Namun kembali lagi, egonya kini sedang menguasai hati dan nalurinya. Tanpa memperdulikan keluarganya, Jeno nekat pergi malam itu.

Selama mobil melaju, di dalam otak Jeno sekarang hanya tertuju pada apartemen Jia. Ya, ia sedang membutuhkan Jia saat ini.

Tidak lama tibalah Jeno di unit apartemen sang kekasih. Jeno pun membuka apartemen Jia dengan begitu mudahnya karena Jeno sudah hapal dengan pin apartemen Jia.

"Eoh? Kau datang? Ku kira kau tidak akan kemari karena kau bahkan tidak membalas pesanku" ucap Jia terkejut melihat Jeno yang tiba-tiba datang.
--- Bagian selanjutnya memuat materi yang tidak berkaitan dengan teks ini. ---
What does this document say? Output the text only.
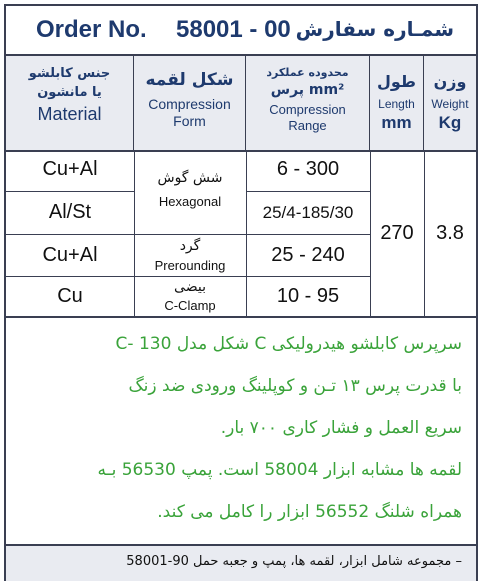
Order No. 58001 - 00 شمـاره سفارش
جنس کابلشو
یا مانشون
Material
شکل لقمه
Compression
Form
محدوده عملکرد
mm² پرس
Compression
Range
طول
Length
mm
وزن
Weight
Kg
Cu+Al
Al/St
Cu+Al
Cu
شش گوش
Hexagonal
گرد
Prerounding
بیضی
C-Clamp
6 - 300
25/4-185/30
25 - 240
10 - 95
270	3.8
سرپرس کابلشو هیدرولیکی C شکل مدل 130 -C
با قدرت پرس ۱۳ تـن و کوپلینگ ورودی ضد زنگ
سریع العمل و فشار کاری ۷۰۰ بار.
لقمه ها مشابه ابزار 58004 است. پمپ 56530 بـه
همراه شلنگ 56552 ابزار را کامل می کند.
– مجموعه شامل ابزار، لقمه ها، پمپ و جعبه حمل 90-58001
Jia yang masih sakit kini tengah duduk di depan televisi dengan selimut tebal melingkupi tubuhnya.

Tanpa basa-basi Jeno berjalan menuju sofa dan menubruk tubuh lemah Jia dengan sebuah pelukan.

"Aku sangat lelah hari ini" keluh Jeno pada Jia.

"Lelah? Apa karena istrimu?" tebak Jia sambil mengusap punggung Jeno dengan lembut.

Dengan tidak tahu malunya Jeno mengangguk, membenarkan tebakan asal dari Jia.

Di balik punggung Jeno, Jia tersenyum puas. Ini jauh lebih mudah dari dugaannya. Ternyata tanpa ia bertindak pun hubungan suami istri itu kian memburuk. Ini adalah kesempatan emas baginya untuk semakin mempengaruhi Jeno agar tetap berpihak padanya.

"Menginap lah di sini. Tidur lah bersamaku di ranjang. Jangan di sofa lagi" ucap Jia lalu melepaskan pelukan mereka. Jeno pun lagi-lagi mengangguk patuh seperti pria yang sedang mabuk. Jeno benar-benar sudah hilang arah.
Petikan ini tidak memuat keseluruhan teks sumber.